I was baffled that the same day's voting would tell cause loyalists like Rick Santorum and Jim Talent that their role in the U.S. Senate was over, and at the very same time send several party traitors (like Lincoln Chafee) packing. On the social conservatism front, I was puzzled that in seven out of eight states where bans on homosexual marriage were being proposed, the voters got it right and upheld the bans-but that in two cases where abortion and embryonic stem-cell research were the issue, voters couldn't get through their heads how pivotal the measures were.
Big spenders of the public purse were both penalized and rewarded on Nov. 7. Some analysts said Republicans didn't take the immigration issue seriously enough, while others claimed they took it too seriously. It's hard to discern a pattern.
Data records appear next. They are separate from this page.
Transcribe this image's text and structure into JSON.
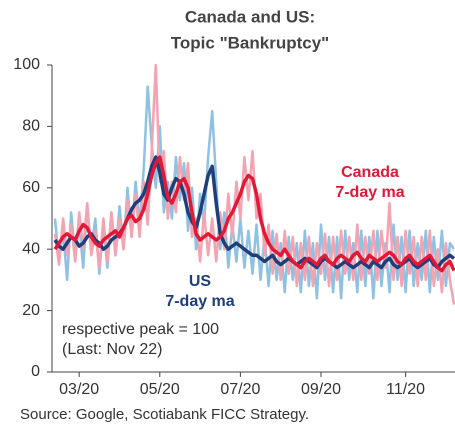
{
  "chart_data": {
    "type": "line",
    "title": [
      "Canada and US:",
      "Topic \"Bankruptcy\""
    ],
    "source": "Source: Google, Scotiabank FICC  Strategy.",
    "categories": [
      null,
      null,
      null,
      null,
      null,
      null,
      "03/20",
      null,
      null,
      null,
      null,
      null,
      null,
      null,
      null,
      null,
      null,
      null,
      null,
      null,
      null,
      null,
      null,
      null,
      null,
      null,
      "05/20",
      null,
      null,
      null,
      null,
      null,
      null,
      null,
      null,
      null,
      null,
      null,
      null,
      null,
      null,
      null,
      null,
      null,
      null,
      null,
      "07/20",
      null,
      null,
      null,
      null,
      null,
      null,
      null,
      null,
      null,
      null,
      null,
      null,
      null,
      null,
      null,
      null,
      null,
      null,
      null,
      "09/20",
      null,
      null,
      null,
      null,
      null,
      null,
      null,
      null,
      null,
      null,
      null,
      null,
      null,
      null,
      null,
      null,
      null,
      null,
      null,
      null,
      "11/20",
      null,
      null,
      null,
      null,
      null,
      null,
      null,
      null,
      null,
      null,
      null,
      null
    ],
    "ylim": [
      0,
      100
    ],
    "yticks": [
      0,
      20,
      40,
      60,
      80,
      100
    ],
    "grid": false,
    "series": [
      {
        "color": "#8fc1e3",
        "width": 2.5,
        "values": [
          50,
          36,
          46,
          30,
          52,
          38,
          48,
          34,
          54,
          40,
          50,
          32,
          48,
          34,
          52,
          38,
          54,
          40,
          60,
          44,
          62,
          48,
          66,
          93,
          74,
          60,
          80,
          52,
          62,
          50,
          70,
          56,
          68,
          46,
          60,
          40,
          58,
          48,
          70,
          85,
          62,
          40,
          52,
          34,
          48,
          36,
          50,
          34,
          46,
          32,
          48,
          30,
          44,
          28,
          46,
          30,
          42,
          26,
          44,
          30,
          42,
          26,
          46,
          28,
          42,
          24,
          48,
          30,
          44,
          26,
          44,
          24,
          46,
          30,
          42,
          26,
          46,
          28,
          44,
          24,
          46,
          28,
          42,
          26,
          48,
          30,
          44,
          26,
          46,
          28,
          42,
          30,
          46,
          26,
          44,
          30,
          46,
          28,
          42,
          40
        ]
      },
      {
        "color": "#f4a3b0",
        "width": 2.5,
        "values": [
          45,
          35,
          50,
          38,
          48,
          36,
          52,
          40,
          55,
          38,
          46,
          34,
          50,
          36,
          52,
          38,
          50,
          40,
          56,
          44,
          58,
          44,
          62,
          48,
          72,
          100,
          62,
          72,
          50,
          62,
          52,
          70,
          56,
          68,
          44,
          50,
          36,
          52,
          38,
          50,
          36,
          52,
          40,
          58,
          44,
          62,
          50,
          70,
          56,
          72,
          50,
          58,
          38,
          48,
          32,
          45,
          30,
          46,
          32,
          44,
          28,
          42,
          30,
          44,
          28,
          42,
          32,
          45,
          28,
          44,
          30,
          46,
          32,
          44,
          30,
          48,
          30,
          44,
          32,
          46,
          30,
          46,
          34,
          55,
          30,
          44,
          28,
          46,
          32,
          44,
          28,
          44,
          30,
          46,
          28,
          40,
          26,
          42,
          30,
          22
        ]
      },
      {
        "color": "#1f3f7a",
        "width": 3.5,
        "values": [
          43,
          41,
          40,
          42,
          44,
          43,
          41,
          42,
          44,
          45,
          43,
          42,
          40,
          41,
          43,
          44,
          45,
          47,
          50,
          53,
          55,
          56,
          58,
          62,
          67,
          70,
          65,
          58,
          56,
          60,
          63,
          62,
          58,
          52,
          49,
          47,
          52,
          58,
          64,
          67,
          55,
          45,
          42,
          40,
          41,
          42,
          41,
          40,
          39,
          38,
          38,
          37,
          36,
          37,
          38,
          36,
          35,
          36,
          37,
          36,
          35,
          36,
          37,
          36,
          35,
          34,
          36,
          37,
          36,
          35,
          34,
          35,
          36,
          35,
          34,
          35,
          36,
          35,
          34,
          36,
          35,
          34,
          36,
          37,
          35,
          34,
          35,
          36,
          37,
          35,
          34,
          35,
          36,
          37,
          35,
          34,
          36,
          37,
          38,
          37
        ]
      },
      {
        "color": "#e31837",
        "width": 3.5,
        "values": [
          40,
          42,
          44,
          45,
          44,
          43,
          46,
          48,
          47,
          44,
          42,
          41,
          43,
          44,
          45,
          46,
          44,
          47,
          50,
          51,
          49,
          50,
          53,
          58,
          64,
          68,
          70,
          64,
          57,
          55,
          58,
          62,
          63,
          60,
          52,
          45,
          43,
          44,
          45,
          44,
          43,
          44,
          46,
          50,
          52,
          55,
          58,
          62,
          64,
          63,
          58,
          50,
          45,
          42,
          40,
          39,
          38,
          40,
          38,
          36,
          35,
          34,
          36,
          37,
          36,
          35,
          37,
          38,
          36,
          35,
          37,
          38,
          37,
          36,
          38,
          39,
          37,
          36,
          38,
          37,
          36,
          37,
          38,
          39,
          38,
          36,
          35,
          37,
          38,
          36,
          35,
          36,
          37,
          38,
          36,
          34,
          33,
          35,
          36,
          33
        ]
      }
    ],
    "annotations": [
      {
        "lines": [
          "Canada",
          "7-day ma"
        ],
        "color": "#e31837"
      },
      {
        "lines": [
          "US",
          "7-day ma"
        ],
        "color": "#1f3f7a"
      },
      {
        "lines": [
          "respective peak = 100",
          "(Last: Nov 22)"
        ],
        "color": "#333333"
      }
    ]
  }
}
Even with reference to the war in Iraq-supposedly the granddaddy of all issues-the message was mixed. President Bush and his war cadre were blistered not just by those who said the war was wrong but by others (even among the Democrats) who said the war hadn't been pursued vigorously enough and that the United States had been too timid. We should have had even more troops in Baghdad, such folks said.
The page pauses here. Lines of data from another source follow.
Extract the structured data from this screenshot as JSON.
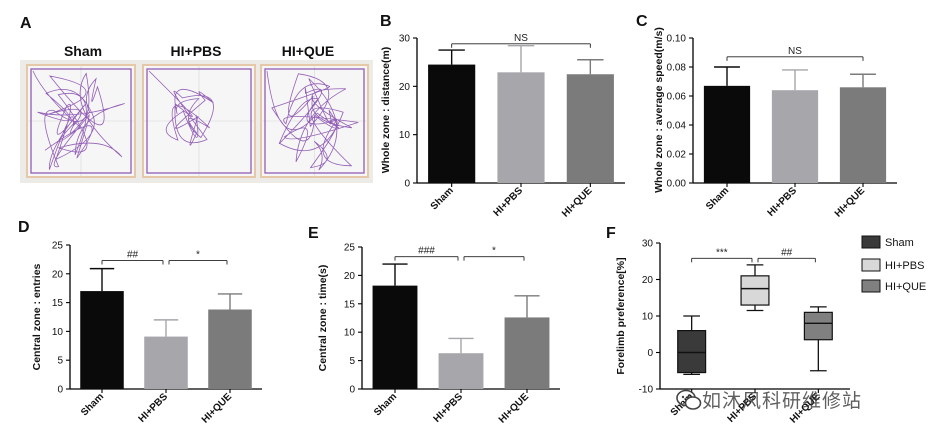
{
  "panel_letters": [
    "A",
    "B",
    "C",
    "D",
    "E",
    "F"
  ],
  "track_panel": {
    "group_labels": [
      "Sham",
      "HI+PBS",
      "HI+QUE"
    ]
  },
  "watermark": "如沐风科研维修站",
  "colors": {
    "sham": "#0a0a0a",
    "pbs": "#a6a6ab",
    "que": "#7b7b7b",
    "box_sham": "#3a3a3a",
    "box_pbs": "#d8d8d8",
    "box_que": "#808080",
    "track_line": "#7a3aa6",
    "track_border": "#e5c8a8",
    "track_bg": "#f6f6f6"
  },
  "chart_data": [
    {
      "panel": "B",
      "type": "bar",
      "categories": [
        "Sham",
        "HI+PBS",
        "HI+QUE"
      ],
      "values": [
        24.5,
        22.9,
        22.5
      ],
      "errors": [
        3.0,
        5.5,
        3.0
      ],
      "ylabel": "Whole zone : distance(m)",
      "ylim": [
        0,
        30
      ],
      "yticks": [
        0,
        10,
        20,
        30
      ],
      "ytick_labels": [
        "0",
        "10",
        "20",
        "30"
      ],
      "annotations": [
        {
          "from": 0,
          "to": 2,
          "y": 28.8,
          "text": "NS"
        }
      ]
    },
    {
      "panel": "C",
      "type": "bar",
      "categories": [
        "Sham",
        "HI+PBS",
        "HI+QUE"
      ],
      "values": [
        0.067,
        0.064,
        0.066
      ],
      "errors": [
        0.013,
        0.014,
        0.009
      ],
      "ylabel": "Whole zone : average speed(m/s)",
      "ylim": [
        0,
        0.1
      ],
      "yticks": [
        0,
        0.02,
        0.04,
        0.06,
        0.08,
        0.1
      ],
      "ytick_labels": [
        "0.00",
        "0.02",
        "0.04",
        "0.06",
        "0.08",
        "0.10"
      ],
      "annotations": [
        {
          "from": 0,
          "to": 2,
          "y": 0.087,
          "text": "NS"
        }
      ]
    },
    {
      "panel": "D",
      "type": "bar",
      "categories": [
        "Sham",
        "HI+PBS",
        "HI+QUE"
      ],
      "values": [
        17.0,
        9.1,
        13.8
      ],
      "errors": [
        3.9,
        2.9,
        2.7
      ],
      "ylabel": "Central zone : entries",
      "ylim": [
        0,
        25
      ],
      "yticks": [
        0,
        5,
        10,
        15,
        20,
        25
      ],
      "ytick_labels": [
        "0",
        "5",
        "10",
        "15",
        "20",
        "25"
      ],
      "annotations": [
        {
          "from": 0,
          "to": 1,
          "y": 22.3,
          "text": "##"
        },
        {
          "from": 1,
          "to": 2,
          "y": 22.3,
          "text": "*"
        }
      ]
    },
    {
      "panel": "E",
      "type": "bar",
      "categories": [
        "Sham",
        "HI+PBS",
        "HI+QUE"
      ],
      "values": [
        18.2,
        6.3,
        12.6
      ],
      "errors": [
        3.8,
        2.6,
        3.8
      ],
      "ylabel": "Central zone : time(s)",
      "ylim": [
        0,
        25
      ],
      "yticks": [
        0,
        5,
        10,
        15,
        20,
        25
      ],
      "ytick_labels": [
        "0",
        "5",
        "10",
        "15",
        "20",
        "25"
      ],
      "annotations": [
        {
          "from": 0,
          "to": 1,
          "y": 23.3,
          "text": "###"
        },
        {
          "from": 1,
          "to": 2,
          "y": 23.3,
          "text": "*"
        }
      ]
    },
    {
      "panel": "F",
      "type": "box",
      "categories": [
        "Sham",
        "HI+PBS",
        "HI+QUE"
      ],
      "boxes": [
        {
          "min": -6.0,
          "q1": -5.5,
          "median": 0.0,
          "q3": 6.0,
          "max": 10.0
        },
        {
          "min": 11.5,
          "q1": 13.0,
          "median": 17.5,
          "q3": 21.0,
          "max": 24.0
        },
        {
          "min": -5.0,
          "q1": 3.5,
          "median": 8.0,
          "q3": 11.0,
          "max": 12.5
        }
      ],
      "ylabel": "Forelimb preference[%]",
      "ylim": [
        -10,
        30
      ],
      "yticks": [
        -10,
        0,
        10,
        20,
        30
      ],
      "ytick_labels": [
        "-10",
        "0",
        "10",
        "20",
        "30"
      ],
      "annotations": [
        {
          "from": 0,
          "to": 1,
          "y": 25.8,
          "text": "***"
        },
        {
          "from": 1,
          "to": 2,
          "y": 25.8,
          "text": "##"
        }
      ],
      "legend": [
        "Sham",
        "HI+PBS",
        "HI+QUE"
      ]
    }
  ]
}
All of which prompts me to say to my late afternoon phone caller-and to everyone else who wants to make politics an all-important, all-consuming, full-time occupation:
"Give me some space! Give me some quiet time. Give me a chance to sort things out. I know the issues are urgent, and I sense that these are desperate times. But I'm not sure that direct mail and phone robots are the surest route to the solutions we all need."
Admittedly, such a time of thoughtful reflection may prove costly for the Republican Party.
Evangelical Christians who only one or two election cycles ago thought they had no choice but to vote a virtually straight ticket for the GOP were, on Nov. 7, given a good excuse to rethink their options. Republicans themselves opened that door with the incredibly dismal record of so many of their candidates: personal sexual scandal, dalliance with political financial corruption, voracious commitment to pork barrel spending, disdain for the big three social issues (abortion, marriage, embryonic stem-cell research). Add to that record of recklessness a handful of winsome Democrats, at least a few of whom sounded like more consistent evangelicals than the scoundrels they were challenging, and you're holding a recipe for dramatically reshaping the political landscape. What seemed so assured for the GOP after the 2004 election now seems more like a distant dream.
That's not by any means a bad thing for our nation. It is, in fact, most unhealthy for any political party or machine to be able to take for granted the en masse votes of big blocs of sometimes unthinking people. It hasn't been healthy for the nation to let the Democrats through the years assume they automatically own the votes of most African-Americans or of most labor union members.
But it's no more healthy for Republican candidates to assume they have evangelical Christians in their pockets.
So please don't call me this week if all you've got in mind is to enlist my support for your latest campaign. I just need a little time to think.